Survey results are indicative at the level of all four departments surveyed in each country and are not nationally representative. Differences reported between countries refer only to respondents located in these 12 administrative units assessed and are not generalizable or representative of departments or at the aggregate country level. Information on recent migrants themselves was collected by proxy from household respondents, which may affect the accuracy of survey results.



  1. Income and expenditures. A quarter of households reported that they were in a critical or difficult situation regarding levels of household income at the time of data collection. Approximately half of surveyed households were estimated to be living on less than USD 2 per capita, per day.

• Just over half (52%) of all individuals ages 15 and older identified in the sample were reported to have worked to earn an income in the 30 days prior to data collection, with considerable variation by sex – 73 per cent for males compared to 29 per cent for females ages 15 and older.

• Twelve per cent (12%) of households reported that they were experiencing a “critical deficiency” of household income (that is, not being able to meet even the most basic needs), while 32 per cent reported that they were facing a “very difficult situation” in terms of levels of household income at the time of data collection. Around 48 per cent of households reported that they were “surviving” on current income, and just 16 per cent reported feeling that they could live comfortably with their levels of income at the time of data collection.

• Median monthly expenditures were considerably low among the surveyed population in all three countries. Estimated median monthly per capita expenditures amounted to just USD 60, while median monthly household expenditures were estimated at USD 230. Median household expenditures were well below basic food baskets in both Guatemala and Honduras.

  1. Food insecurity.
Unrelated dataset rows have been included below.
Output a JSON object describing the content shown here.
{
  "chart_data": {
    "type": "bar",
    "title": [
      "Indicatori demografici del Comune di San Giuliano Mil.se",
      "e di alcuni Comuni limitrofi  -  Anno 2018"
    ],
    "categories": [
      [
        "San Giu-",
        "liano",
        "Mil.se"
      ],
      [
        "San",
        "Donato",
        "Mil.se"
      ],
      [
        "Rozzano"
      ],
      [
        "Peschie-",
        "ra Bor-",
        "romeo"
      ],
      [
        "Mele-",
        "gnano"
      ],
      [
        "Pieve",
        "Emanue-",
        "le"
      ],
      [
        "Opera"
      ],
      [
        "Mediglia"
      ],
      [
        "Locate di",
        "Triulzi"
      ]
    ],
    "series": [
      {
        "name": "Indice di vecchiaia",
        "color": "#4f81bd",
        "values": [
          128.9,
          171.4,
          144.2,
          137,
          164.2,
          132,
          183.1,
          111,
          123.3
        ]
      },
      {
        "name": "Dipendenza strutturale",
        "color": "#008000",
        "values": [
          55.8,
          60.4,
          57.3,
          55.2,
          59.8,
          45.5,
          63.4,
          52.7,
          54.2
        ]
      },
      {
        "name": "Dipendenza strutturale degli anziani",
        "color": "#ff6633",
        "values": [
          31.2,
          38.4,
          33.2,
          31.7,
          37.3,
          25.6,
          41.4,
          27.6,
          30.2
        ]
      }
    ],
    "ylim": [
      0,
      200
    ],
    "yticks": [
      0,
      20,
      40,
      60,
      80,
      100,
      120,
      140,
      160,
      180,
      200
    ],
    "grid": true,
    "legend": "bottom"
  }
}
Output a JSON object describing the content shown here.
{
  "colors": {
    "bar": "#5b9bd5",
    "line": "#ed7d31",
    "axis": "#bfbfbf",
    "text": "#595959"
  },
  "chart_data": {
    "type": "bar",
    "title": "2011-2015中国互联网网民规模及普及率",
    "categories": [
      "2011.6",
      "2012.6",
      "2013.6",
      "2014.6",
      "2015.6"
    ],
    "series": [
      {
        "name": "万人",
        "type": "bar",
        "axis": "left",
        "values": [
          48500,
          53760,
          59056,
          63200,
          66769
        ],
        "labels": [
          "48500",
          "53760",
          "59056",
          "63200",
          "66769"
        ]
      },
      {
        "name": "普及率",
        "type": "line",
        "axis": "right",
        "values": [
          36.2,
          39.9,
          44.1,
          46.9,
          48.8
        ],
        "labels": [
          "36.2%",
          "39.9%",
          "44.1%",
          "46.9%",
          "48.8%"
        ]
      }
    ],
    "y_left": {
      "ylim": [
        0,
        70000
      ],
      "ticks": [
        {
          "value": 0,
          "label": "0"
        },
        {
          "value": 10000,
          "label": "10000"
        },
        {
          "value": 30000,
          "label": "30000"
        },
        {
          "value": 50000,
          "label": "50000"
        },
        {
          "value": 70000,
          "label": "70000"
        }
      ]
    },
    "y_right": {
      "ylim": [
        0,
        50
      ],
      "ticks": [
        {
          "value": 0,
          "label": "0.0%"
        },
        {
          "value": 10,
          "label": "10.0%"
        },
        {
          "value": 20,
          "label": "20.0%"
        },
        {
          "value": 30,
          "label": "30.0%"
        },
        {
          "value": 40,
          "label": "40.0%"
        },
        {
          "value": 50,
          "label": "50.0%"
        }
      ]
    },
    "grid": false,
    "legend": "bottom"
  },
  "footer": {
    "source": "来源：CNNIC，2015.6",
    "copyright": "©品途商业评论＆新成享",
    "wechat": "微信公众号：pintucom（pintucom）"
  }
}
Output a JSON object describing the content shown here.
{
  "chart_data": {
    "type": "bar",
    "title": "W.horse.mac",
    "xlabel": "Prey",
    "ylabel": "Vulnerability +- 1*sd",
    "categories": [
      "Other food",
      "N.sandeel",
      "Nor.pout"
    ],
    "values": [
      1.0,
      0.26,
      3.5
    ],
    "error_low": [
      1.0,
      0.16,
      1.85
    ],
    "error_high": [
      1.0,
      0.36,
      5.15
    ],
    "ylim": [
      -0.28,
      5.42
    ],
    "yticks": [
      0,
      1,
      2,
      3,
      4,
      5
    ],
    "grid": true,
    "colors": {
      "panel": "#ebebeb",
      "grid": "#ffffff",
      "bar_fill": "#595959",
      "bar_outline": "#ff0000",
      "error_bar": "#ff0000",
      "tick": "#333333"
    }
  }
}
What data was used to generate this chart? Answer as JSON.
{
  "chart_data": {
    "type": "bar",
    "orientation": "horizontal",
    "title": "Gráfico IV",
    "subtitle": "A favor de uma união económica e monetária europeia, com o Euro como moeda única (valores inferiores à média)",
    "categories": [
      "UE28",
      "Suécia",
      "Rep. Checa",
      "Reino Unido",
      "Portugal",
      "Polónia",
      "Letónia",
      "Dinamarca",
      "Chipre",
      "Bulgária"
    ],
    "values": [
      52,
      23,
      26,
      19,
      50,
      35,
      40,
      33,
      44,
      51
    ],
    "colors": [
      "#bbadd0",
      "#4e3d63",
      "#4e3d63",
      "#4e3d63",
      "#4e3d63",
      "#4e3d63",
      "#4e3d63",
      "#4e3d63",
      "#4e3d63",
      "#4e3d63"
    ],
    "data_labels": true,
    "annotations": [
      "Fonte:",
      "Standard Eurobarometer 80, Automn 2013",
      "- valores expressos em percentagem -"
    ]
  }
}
It was calculated that approximately one in ten (9%) surveyed households were food insecure at the time of data collection.

• By country, the prevalence of food insecurity was 12 per cent among surveyed households in Guatemala, nine per cent in Honduras and five per cent in El Salvador.

• There were also signs of deficient quality in food consumption, with a notable lack in dietary diversity across many surveyed households.

• More than half of households (52%) reported buying cheap food or less preferred food as a coping strategy, followed by a reduction in meal proportions (32%) and borrowing food/ purchasing food on credit (31%) in the 30 days prior to data collection.

  1. COVID-19 pandemic. A large proportion of surveyed households (67%) reported that their household income decreased as a consequence of COVID-19.

• Approximately one-third (34%) of households reported that at least one household member had lost their employment or business during the COVID-19 pandemic, with the highest percentage seen among surveyed households in Guatemala (39%).

• Approximately one-third (32%) of all surveyed households reported perceiving that the living standards in their place of residence had worsened due to the COVID-19 pandemic.

  1. Social assistance. During the pandemic, 48 per cent of the surveyed households reported having received some form of support from the government and/or other institutions.

• In El Salvador, more than nine out of ten surveyed households (92.4%) reported having received support from a governmental programme in the six months prior to data collection. Of those surveyed households reporting that they had received governmental support in this period, 95 per cent reported that they had received in-kind food items.

• In Honduras, 16 per cent of surveyed households reported having received any support from a governmental programme in the six months prior to data collection, while in Guatemala 36 per cent of surveyed households reported having received support from the government in this period, mainly in the form of cash assistance.